Table of Contents Author Guidelines Submit a Manuscript
BioMed Research International
Volume 2014 (2014), Article ID 895401, 9 pages
http://dx.doi.org/10.1155/2014/895401
Research Article

Hypervolemia for Hypertension Pathophysiology: A Population-Based Study

1Division of Nephrology, Bülent Ecevit University, Zonguldak, Turkey
2Department of Internal Medicine, Ege University, Izmir, Turkey
3Nephrology Clinic, Ataturk State Hospital, Zonguldak, Turkey
4Nephrology Clinic, Istanbul Education and Research Hospital, Istanbul, Turkey
5Department of Biostatistics, Bülent Ecevit University, Zonguldak, Turkey
6Division of Nephrology, Akdeniz University, Antalya, Turkey
7Division of Nephrology, Ankara University, Ankara, Turkey

Received 5 February 2014; Revised 26 June 2014; Accepted 30 June 2014; Published 11 August 2014

Academic Editor: Abbas Dehghan

Copyright © 2014 Ender Hür et al. This is an open access article distributed under the Creative Commons Attribution License, which permits unrestricted use, distribution, and reproduction in any medium, provided the original work is properly cited.

Abstract

Objectives. Hypertension and hypervolemia relationship was proven among renal disease, although it is not known in normal population. Present study determines the fluid distribution defects in relation to blood pressure. Material and Methods. In a population-based survey in Turkey demographics, height, weight, blood pressure, urine analysis, and serum creatinine measurements were recorded. Bioimpedance measured with the Body Composition Monitor. Results.

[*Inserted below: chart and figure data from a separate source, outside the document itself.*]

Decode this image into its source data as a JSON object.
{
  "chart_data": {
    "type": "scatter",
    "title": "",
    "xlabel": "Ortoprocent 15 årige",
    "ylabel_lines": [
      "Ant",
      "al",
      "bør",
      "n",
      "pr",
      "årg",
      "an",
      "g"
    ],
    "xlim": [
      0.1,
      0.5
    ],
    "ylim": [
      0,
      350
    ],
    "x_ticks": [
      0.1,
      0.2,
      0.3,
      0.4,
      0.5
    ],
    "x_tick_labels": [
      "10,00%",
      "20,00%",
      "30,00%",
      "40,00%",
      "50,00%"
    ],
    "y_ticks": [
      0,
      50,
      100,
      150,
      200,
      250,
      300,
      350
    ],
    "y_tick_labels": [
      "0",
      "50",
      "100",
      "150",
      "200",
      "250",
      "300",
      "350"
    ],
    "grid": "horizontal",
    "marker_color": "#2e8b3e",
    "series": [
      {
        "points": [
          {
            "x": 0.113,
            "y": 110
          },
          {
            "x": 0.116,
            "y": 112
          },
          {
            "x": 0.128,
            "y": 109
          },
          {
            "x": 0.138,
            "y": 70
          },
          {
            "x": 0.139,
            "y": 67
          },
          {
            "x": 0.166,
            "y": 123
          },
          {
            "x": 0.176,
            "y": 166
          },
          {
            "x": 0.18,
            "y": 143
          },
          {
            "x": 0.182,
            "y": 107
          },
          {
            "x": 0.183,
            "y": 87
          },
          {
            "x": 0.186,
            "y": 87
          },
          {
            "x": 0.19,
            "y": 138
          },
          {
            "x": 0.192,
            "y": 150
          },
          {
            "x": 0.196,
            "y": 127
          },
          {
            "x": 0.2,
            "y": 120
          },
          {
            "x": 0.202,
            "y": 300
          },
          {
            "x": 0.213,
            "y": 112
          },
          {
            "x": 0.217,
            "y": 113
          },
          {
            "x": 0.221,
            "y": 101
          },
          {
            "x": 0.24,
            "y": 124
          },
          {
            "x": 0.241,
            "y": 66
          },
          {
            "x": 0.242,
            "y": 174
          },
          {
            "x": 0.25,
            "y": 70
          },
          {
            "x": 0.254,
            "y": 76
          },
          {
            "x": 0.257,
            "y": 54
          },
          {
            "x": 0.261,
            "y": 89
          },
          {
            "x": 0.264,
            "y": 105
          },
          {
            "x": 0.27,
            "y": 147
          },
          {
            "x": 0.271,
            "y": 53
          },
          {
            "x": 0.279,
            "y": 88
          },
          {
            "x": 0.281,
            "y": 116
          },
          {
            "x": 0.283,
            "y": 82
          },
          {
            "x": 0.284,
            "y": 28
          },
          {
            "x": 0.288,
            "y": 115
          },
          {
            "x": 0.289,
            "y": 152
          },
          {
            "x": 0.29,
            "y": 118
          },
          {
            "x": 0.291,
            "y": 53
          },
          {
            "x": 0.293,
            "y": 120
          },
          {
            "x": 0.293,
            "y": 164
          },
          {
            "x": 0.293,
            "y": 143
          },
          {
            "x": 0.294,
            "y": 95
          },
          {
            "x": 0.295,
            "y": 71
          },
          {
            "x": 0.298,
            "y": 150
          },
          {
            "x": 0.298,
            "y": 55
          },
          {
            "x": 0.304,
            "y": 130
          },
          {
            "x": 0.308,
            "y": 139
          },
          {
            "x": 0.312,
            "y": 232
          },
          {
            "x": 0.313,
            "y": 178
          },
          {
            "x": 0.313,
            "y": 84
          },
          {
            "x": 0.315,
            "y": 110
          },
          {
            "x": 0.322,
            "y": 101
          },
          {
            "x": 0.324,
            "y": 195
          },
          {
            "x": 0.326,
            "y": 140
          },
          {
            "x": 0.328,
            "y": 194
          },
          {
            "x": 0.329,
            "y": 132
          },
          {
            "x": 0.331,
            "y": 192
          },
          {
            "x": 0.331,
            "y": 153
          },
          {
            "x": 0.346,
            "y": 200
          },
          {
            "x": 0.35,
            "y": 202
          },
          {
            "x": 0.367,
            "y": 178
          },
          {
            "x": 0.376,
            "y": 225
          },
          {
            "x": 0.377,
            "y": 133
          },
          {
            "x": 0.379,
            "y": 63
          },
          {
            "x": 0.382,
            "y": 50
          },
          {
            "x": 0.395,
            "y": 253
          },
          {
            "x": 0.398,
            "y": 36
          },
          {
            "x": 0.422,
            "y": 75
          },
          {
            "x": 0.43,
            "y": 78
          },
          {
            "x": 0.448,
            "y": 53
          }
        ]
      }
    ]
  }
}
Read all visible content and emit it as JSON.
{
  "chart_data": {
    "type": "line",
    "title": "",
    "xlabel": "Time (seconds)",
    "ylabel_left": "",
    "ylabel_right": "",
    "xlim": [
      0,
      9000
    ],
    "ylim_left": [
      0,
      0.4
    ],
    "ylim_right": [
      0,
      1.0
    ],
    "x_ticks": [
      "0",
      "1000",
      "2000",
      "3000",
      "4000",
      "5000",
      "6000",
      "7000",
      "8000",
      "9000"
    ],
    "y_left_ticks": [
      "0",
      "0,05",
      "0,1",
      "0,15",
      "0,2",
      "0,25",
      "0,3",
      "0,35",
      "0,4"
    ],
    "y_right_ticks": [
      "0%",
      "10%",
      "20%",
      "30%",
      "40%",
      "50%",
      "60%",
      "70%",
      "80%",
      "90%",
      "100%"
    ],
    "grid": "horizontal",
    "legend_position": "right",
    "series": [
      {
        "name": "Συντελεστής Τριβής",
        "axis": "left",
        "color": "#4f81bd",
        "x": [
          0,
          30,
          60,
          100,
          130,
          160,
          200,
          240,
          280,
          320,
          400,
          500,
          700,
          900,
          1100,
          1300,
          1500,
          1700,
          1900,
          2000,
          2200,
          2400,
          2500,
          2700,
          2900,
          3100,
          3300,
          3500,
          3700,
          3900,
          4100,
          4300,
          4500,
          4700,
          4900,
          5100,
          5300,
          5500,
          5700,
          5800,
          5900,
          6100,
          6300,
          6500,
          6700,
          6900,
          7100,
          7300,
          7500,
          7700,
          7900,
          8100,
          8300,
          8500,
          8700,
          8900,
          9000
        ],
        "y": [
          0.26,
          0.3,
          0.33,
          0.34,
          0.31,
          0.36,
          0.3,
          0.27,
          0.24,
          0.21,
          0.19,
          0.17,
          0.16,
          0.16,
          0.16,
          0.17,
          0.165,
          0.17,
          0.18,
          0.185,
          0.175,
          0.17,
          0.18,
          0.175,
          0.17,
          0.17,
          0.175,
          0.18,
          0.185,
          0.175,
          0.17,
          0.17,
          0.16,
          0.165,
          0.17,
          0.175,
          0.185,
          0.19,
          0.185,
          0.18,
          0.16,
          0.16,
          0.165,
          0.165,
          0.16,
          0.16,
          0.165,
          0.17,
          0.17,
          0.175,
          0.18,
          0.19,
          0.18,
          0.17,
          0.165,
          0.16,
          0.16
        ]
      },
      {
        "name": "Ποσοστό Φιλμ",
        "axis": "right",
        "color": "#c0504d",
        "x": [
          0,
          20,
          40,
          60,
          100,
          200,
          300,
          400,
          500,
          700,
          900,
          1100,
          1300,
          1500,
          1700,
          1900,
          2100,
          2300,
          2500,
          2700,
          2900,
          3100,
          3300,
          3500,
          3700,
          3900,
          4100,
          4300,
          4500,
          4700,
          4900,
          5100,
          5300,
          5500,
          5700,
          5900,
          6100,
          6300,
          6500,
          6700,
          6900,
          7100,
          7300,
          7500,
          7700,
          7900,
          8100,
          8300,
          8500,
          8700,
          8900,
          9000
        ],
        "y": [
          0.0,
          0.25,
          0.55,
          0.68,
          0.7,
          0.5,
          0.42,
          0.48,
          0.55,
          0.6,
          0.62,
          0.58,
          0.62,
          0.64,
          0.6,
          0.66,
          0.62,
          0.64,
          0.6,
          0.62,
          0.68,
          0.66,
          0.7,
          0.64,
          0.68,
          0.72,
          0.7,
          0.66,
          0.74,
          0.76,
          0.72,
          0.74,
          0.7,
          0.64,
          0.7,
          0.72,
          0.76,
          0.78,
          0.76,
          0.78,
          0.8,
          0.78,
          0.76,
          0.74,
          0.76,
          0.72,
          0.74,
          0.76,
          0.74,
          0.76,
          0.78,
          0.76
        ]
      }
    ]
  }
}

Total 2034 population of 71.6% male, mean age 47 ± 12.6 (18–89) years, systolic blood pressure (SBP) 134.7 ± 20, diastolic blood pressure 77.9 ± 11.6 mmHg. Body mass index (BMI) was 28.5 ± 4.5 (15.8–50.6) kg/m2; overhydration was 0.05 ± 1.05 L. There was a correlation between extracellular water (ECW)/height and SBP (r = 0.21, P < 0.001). Receiver operating characteristic (ROC) curve with the performance of 0.60 (P < 0.001) that showed cut-off value of ECW/height was 10.06 L/m, with the 69% sensitivity and 45% specificity for SBP: 140 mmHg values. Risk factors for high SBP were increase of ECW/Height, age, BMI and presence of diabetes. ECW/height, SBP, and fat tissue index (FTI) increased in BMI categories (low, normal, and obese) and in diabetics. SBP and FTI were lower in smokers. Conclusions. High blood pressure may be accompanied by increased extracellular volume indices. In the future volume status assessment could be of use in evaluating the effectiveness of pharmacological intervention in the treatment of hypertension.